The New Inn has been ‘non-stop’ since reopening, landlord says (Google Maps)
The New Inn has been ‘non-stop’ since reopening, landlord says (Google Maps)

Emma McClarkin, chief executive of the British Beer and Pub Association, has noticed a trend in which city pubs are having a harder time at the moment than country ones.

“They are so quiet, the city centres,” she says, adding the situation was “really, really tough” at the moment.

She suggests “a lack of confidence over transport” during the pandemic may be playing a role, as public transport is a popular way to get into town or city centres, while people may be able to walk home from their local.

McClarkin also senses a feeling of wanting to “support your local” during this time, which people may realise they have not used enough in the past.

“We are seeing far more confidence out in community pubs,” she says, adding this seemed to be the “trend across the country”.

The Rake has been missing office workers and tourists in central London (Google Maps)
The Rake has been missing office workers and tourists in central London (Google Maps)

Greene King says the “vast majority” of its pubs around the UK have reopened, which has been allowed since 4 July, while 40 per cent in London are still shut “as they are not currently viable”.

“In central London, across the City and West End, our pubs are trading significantly behind the rest of our managed estate,” Bosher, the managing director for premium, urban and venture brands, says.

She adds: “We are confident that once customers see first-hand the pub safe measures we have introduced in our managed pubs, they will feel reassured that the pub is a safe place to visit.”

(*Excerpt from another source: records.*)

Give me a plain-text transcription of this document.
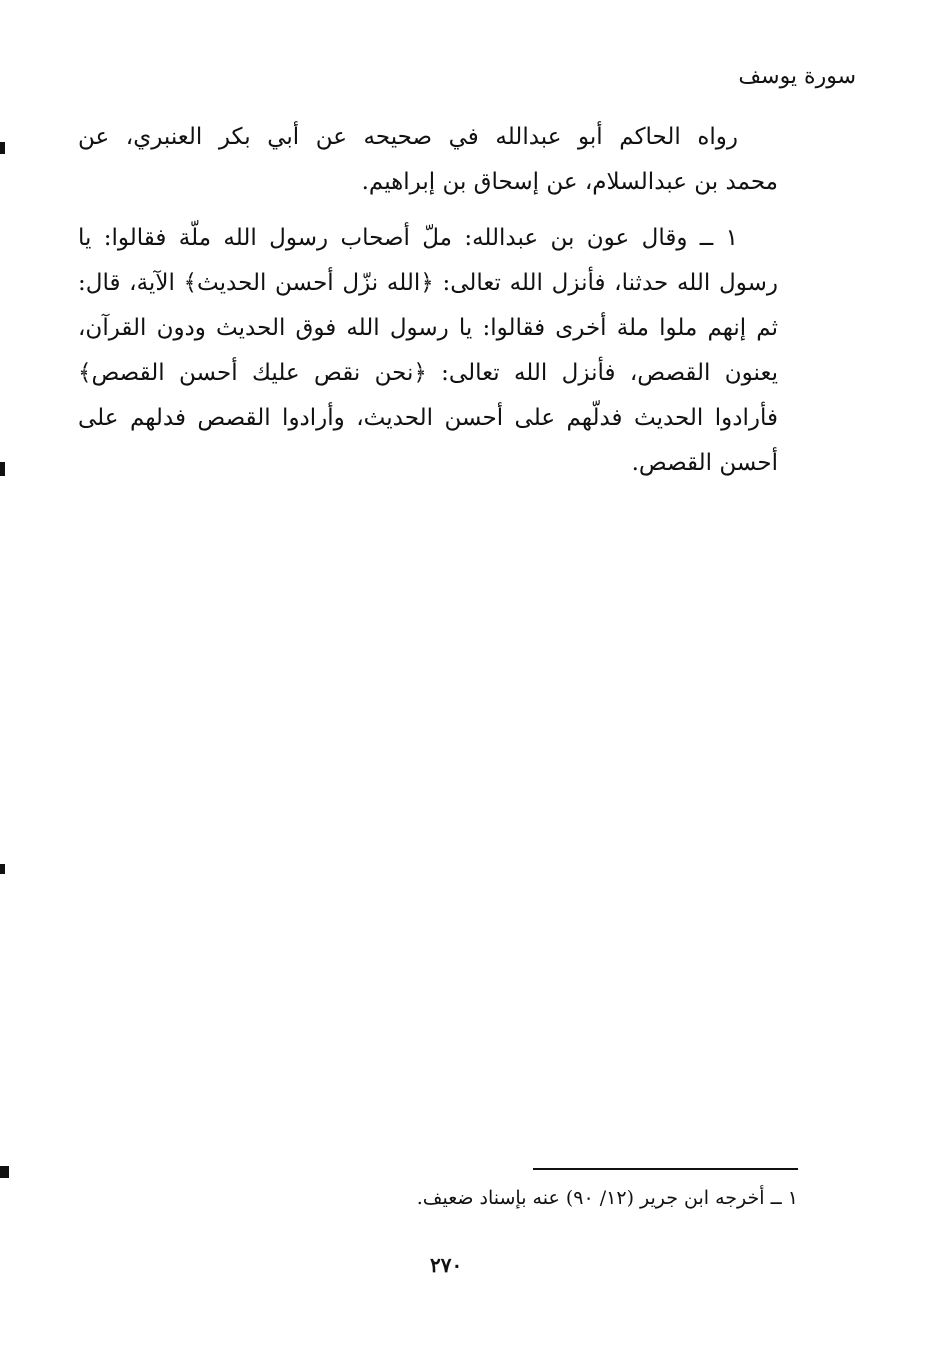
سورة يوسف
رواه الحاكم أبو عبدالله في صحيحه عن أبي بكر العنبري، عن
محمد بن عبدالسلام، عن إسحاق بن إبراهيم.
١ ــ وقال عون بن عبدالله: ملّ أصحاب رسول الله ملّة فقالوا: يا
رسول الله حدثنا، فأنزل الله تعالى: ﴿الله نزّل أحسن الحديث﴾ الآية، قال:
ثم إنهم ملوا ملة أخرى فقالوا: يا رسول الله فوق الحديث ودون القرآن،
يعنون القصص، فأنزل الله تعالى: ﴿نحن نقص عليك أحسن القصص﴾
فأرادوا الحديث فدلّهم على أحسن الحديث، وأرادوا القصص فدلهم على
أحسن القصص.
١ ــ أخرجه ابن جرير (١٢/ ٩٠) عنه بإسناد ضعيف.
٢٧٠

Like many other pubs, The Rake in London has had to make changes to allow it to reopen safely during the coronavirus outbreak, such as introducing a one-way system and getting customers to write down their name and phone number on a card that is kept for two weeks – in case they need to be traced.

The tiny pub, which sits close to the Thames, has been open since early July, albeit on reduced hours.

Landlord Mike Hill says it has been a good feeling to see customers coming back. “It’s very much business as usual, in reality,” he tells The Independent. “The problem is, there’s just not enough of them.”